The second problem was being unable to connect to Sunspot on some of the integration tests that we already had. This one was because of an at_exit
hook that sunspot-rails-tester
had installed that causes the child Sunspot process to be killed once the main process had completed to avoid an orphaned process. My child processes were inheriting this, so that when they completed their task, they were causing the Sunspot process to be killed. This was fixed by creating my own at_exit
hook in the fork block that simply exited with the right status code (which is important), but using Kernel#exit!
, which skips at_exit
hooks, instead of Kernel#exit
. at_exit
hooks are called in the reverse order they are defined. We need our own at_exit
hook because simply calling #exit!
on completion doesn’t account for exceptions.
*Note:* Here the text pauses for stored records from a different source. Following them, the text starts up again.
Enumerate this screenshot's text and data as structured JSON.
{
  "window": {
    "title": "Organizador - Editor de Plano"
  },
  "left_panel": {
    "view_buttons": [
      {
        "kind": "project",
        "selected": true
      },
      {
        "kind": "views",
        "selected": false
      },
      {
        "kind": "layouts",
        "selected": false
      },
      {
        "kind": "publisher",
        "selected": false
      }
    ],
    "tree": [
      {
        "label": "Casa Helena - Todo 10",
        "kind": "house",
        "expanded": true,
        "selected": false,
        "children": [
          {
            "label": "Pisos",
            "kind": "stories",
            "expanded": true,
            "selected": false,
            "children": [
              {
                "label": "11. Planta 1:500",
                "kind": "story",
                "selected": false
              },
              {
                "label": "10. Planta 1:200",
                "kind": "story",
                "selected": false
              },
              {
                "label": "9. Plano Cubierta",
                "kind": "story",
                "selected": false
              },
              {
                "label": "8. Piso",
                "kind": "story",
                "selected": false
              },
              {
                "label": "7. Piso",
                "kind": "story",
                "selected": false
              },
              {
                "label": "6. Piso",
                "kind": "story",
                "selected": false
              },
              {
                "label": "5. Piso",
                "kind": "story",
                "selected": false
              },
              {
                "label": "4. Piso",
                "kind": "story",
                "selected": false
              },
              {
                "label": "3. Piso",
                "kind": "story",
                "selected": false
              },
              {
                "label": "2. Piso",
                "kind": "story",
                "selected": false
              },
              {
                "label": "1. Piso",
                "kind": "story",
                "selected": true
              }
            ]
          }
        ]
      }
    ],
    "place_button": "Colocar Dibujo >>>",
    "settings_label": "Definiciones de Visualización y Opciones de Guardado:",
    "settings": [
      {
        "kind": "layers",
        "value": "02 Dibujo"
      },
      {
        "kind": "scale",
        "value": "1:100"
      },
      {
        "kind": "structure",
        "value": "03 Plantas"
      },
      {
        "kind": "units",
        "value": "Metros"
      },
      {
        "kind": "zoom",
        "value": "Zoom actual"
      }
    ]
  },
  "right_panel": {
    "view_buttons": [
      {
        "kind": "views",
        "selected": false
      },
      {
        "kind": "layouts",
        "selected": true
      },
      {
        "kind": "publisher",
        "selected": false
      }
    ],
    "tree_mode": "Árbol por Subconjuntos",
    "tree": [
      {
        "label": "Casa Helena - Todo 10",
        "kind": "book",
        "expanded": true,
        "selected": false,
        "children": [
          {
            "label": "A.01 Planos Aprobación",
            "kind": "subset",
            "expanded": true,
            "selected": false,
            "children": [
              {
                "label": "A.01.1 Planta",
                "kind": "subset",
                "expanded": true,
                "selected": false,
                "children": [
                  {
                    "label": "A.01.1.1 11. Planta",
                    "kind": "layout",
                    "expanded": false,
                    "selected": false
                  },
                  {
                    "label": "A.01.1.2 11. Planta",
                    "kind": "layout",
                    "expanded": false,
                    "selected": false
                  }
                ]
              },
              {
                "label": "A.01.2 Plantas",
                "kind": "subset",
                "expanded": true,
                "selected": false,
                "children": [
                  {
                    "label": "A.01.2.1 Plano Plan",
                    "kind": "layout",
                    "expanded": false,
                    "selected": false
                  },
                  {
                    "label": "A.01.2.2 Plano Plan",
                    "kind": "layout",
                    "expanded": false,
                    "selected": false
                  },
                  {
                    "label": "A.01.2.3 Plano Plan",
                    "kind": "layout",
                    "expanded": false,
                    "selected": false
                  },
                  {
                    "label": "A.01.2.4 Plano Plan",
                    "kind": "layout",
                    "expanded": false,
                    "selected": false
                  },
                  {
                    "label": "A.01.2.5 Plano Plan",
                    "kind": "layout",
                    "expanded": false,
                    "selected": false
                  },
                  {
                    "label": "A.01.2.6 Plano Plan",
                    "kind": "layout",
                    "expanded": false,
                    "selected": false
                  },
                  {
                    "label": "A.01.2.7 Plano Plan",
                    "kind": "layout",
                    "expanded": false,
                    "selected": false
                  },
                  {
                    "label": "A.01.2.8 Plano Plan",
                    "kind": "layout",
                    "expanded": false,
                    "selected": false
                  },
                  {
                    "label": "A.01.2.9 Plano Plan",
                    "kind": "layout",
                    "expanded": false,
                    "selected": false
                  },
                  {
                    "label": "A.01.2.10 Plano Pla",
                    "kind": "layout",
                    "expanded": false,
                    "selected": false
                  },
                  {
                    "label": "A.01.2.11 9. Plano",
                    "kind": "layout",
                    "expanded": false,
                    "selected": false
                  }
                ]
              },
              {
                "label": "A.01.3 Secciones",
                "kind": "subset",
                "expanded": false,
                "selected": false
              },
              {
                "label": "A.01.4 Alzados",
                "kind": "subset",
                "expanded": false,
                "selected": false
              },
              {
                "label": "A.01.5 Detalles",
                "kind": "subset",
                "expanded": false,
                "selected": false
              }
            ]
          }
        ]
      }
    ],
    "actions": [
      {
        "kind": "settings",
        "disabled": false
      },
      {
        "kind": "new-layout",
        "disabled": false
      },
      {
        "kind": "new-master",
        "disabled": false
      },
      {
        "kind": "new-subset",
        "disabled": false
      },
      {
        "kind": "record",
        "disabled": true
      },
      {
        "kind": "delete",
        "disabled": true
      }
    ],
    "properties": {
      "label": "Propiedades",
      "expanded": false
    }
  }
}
The final thing I want to mention is that you may want signals sent to your parent process to be propagated to its children processes. This is easy to do: simply call Process.setpgrp
, which “sets the process group ID of the calling process to the process ID of the calling process” (equivalent to setpgid(0, 0)
). Child processes inherit the parent process’ group ID, and any signals sent to a group ID are sent to all members of the group. This effectively means the parent process’ group ID is set to its own process ID, its children inherit the group ID, and so when a signal is sent to the parent process, since the group ID is the same as the process ID, the signal is sent to the group, which is then propagated to all processes in that group (or “session”).
No doubt there’s more that I missed, so please do let us all know if I’ve left something out.